The competitive contracting job is not over when the initial deal is struck. District officials have a clear duty to ensure that the contractor meets the specifications they have laid out in the RFP and the signed contract. Indeed, the individuals assigned to ensure that the contractor meets the district’s needs and contract provisions should be selected while the RFP is being assembled. This will give the eventual contract monitor the opportunity to develop an institutional memory of the particular contracting process, the personalities involved and the responsibilities of each party in the final contract.

It is important that the contract monitor have no conflict of interest. That is, oversight must be conducted by an individual with nothing to lose or gain personally from measuring and reporting on the performance of the contractor. For example, a district cannot fully rely on information about a contractor’s performance from an observer who has close friends or relatives who either lost or received their jobs because of privatization.

John Rehfuss, author of the Reason Foundation’s “Designing an Effective Bidding and Monitoring System to Minimize Problems in Competitive Contracting,” suggests that rather than using a monitor from the school department that originally provided the service, districts consider using “centralized monitors” who work in the contracting office, “usually the purchasing or procurement office.” He argues that although these monitors may be less familiar with the operational details of the service, they tend to be very familiar with the contract itself. “Being more removed from the program,” Rehfuss observes, “they are more likely to be disinterested, objective monitors and treat contractors more consistently.” Rehfuss argues that good centralized monitors ultimately “can become the basis of an experienced cadre of contracting officers” and reduce the “possibility of collusion between [district] program officers and the contractor.”

Likewise, contact between the monitor and bidders should be minimized during the bidding process to preclude not just impropriety (such as providing one contractor with exclusive insider information), but also the appearance of impropriety. This same restriction should apply to other district officials as well.

Kenneth P. May, author of the study of contracting in New Jersey, also recommends that a checklist be developed from the specifications of the RFP. The contract would then specify that the checklist be used in evaluating the contractor’s performance, and the contract would then detail penalties for repeated poor evaluations.

This approach has merit. A checklist arranged in advance will warn a contractor what level of service must be provided, provide a paper trail in the event that a district needs to penalize a contractor and encourage a monitor to provide a more complete and objective measure of the contractor’s performance than the monitor might otherwise be inclined to give.

7.    Choose a Point Person

The district should choose an individual to be the public face and voice of the privatization effort. Likely candidates include the superintendent or a business officer, but whoever is chosen, it must be clear that he or she has the support of the superintendent and board. Opponents of privatization may work to sow disagreement among key decision-makers in an attempt to thwart the contracting process. A united front will be helpful, even if the unity involves no more than a commitment to simply exploring the topic.
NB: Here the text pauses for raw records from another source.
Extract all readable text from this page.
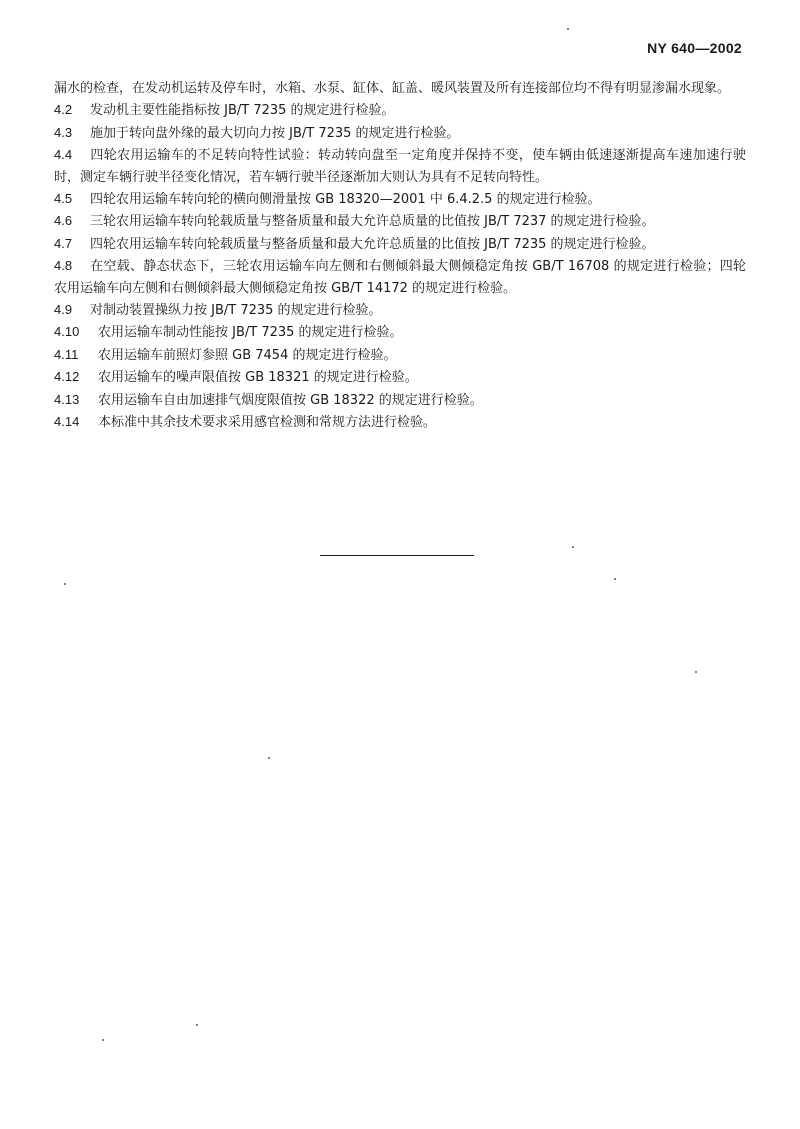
NY 640—2002

漏水的检查，在发动机运转及停车时，水箱、水泵、缸体、缸盖、暖风装置及所有连接部位均不得有明显渗漏水现象。

4.2 发动机主要性能指标按 JB/T 7235 的规定进行检验。

4.3 施加于转向盘外缘的最大切向力按 JB/T 7235 的规定进行检验。

4.4 四轮农用运输车的不足转向特性试验：转动转向盘至一定角度并保持不变，使车辆由低速逐渐提高车速加速行驶时，测定车辆行驶半径变化情况，若车辆行驶半径逐渐加大则认为具有不足转向特性。

4.5 四轮农用运输车转向轮的横向侧滑量按 GB 18320—2001 中 6.4.2.5 的规定进行检验。

4.6 三轮农用运输车转向轮载质量与整备质量和最大允许总质量的比值按 JB/T 7237 的规定进行检验。

4.7 四轮农用运输车转向轮载质量与整备质量和最大允许总质量的比值按 JB/T 7235 的规定进行检验。

4.8 在空载、静态状态下，三轮农用运输车向左侧和右侧倾斜最大侧倾稳定角按 GB/T 16708 的规定进行检验；四轮农用运输车向左侧和右侧倾斜最大侧倾稳定角按 GB/T 14172 的规定进行检验。

4.9 对制动装置操纵力按 JB/T 7235 的规定进行检验。

4.10 农用运输车制动性能按 JB/T 7235 的规定进行检验。

4.11 农用运输车前照灯参照 GB 7454 的规定进行检验。

4.12 农用运输车的噪声限值按 GB 18321 的规定进行检验。

4.13 农用运输车自由加速排气烟度限值按 GB 18322 的规定进行检验。

4.14 本标准中其余技术要求采用感官检测和常规方法进行检验。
The point person should possess a number of characteristics. First, he or she should have a measure of courage. A point person should be able to maintain his or her composure despite midnight phone calls from hostile individuals and repeated name-calling, boos, hisses and guffaws at school board meetings.

Second, he or she should be media savvy. Privatization efforts are controversial, and controversy is a magnet for media coverage. School employee unions are familiar with media campaigns and are practiced at generating media coverage sympathetic to the union position. The point person must not only be familiar with counterarguments to union talking points, but must be adept at extemporaneously distilling these into quotable rejoinders.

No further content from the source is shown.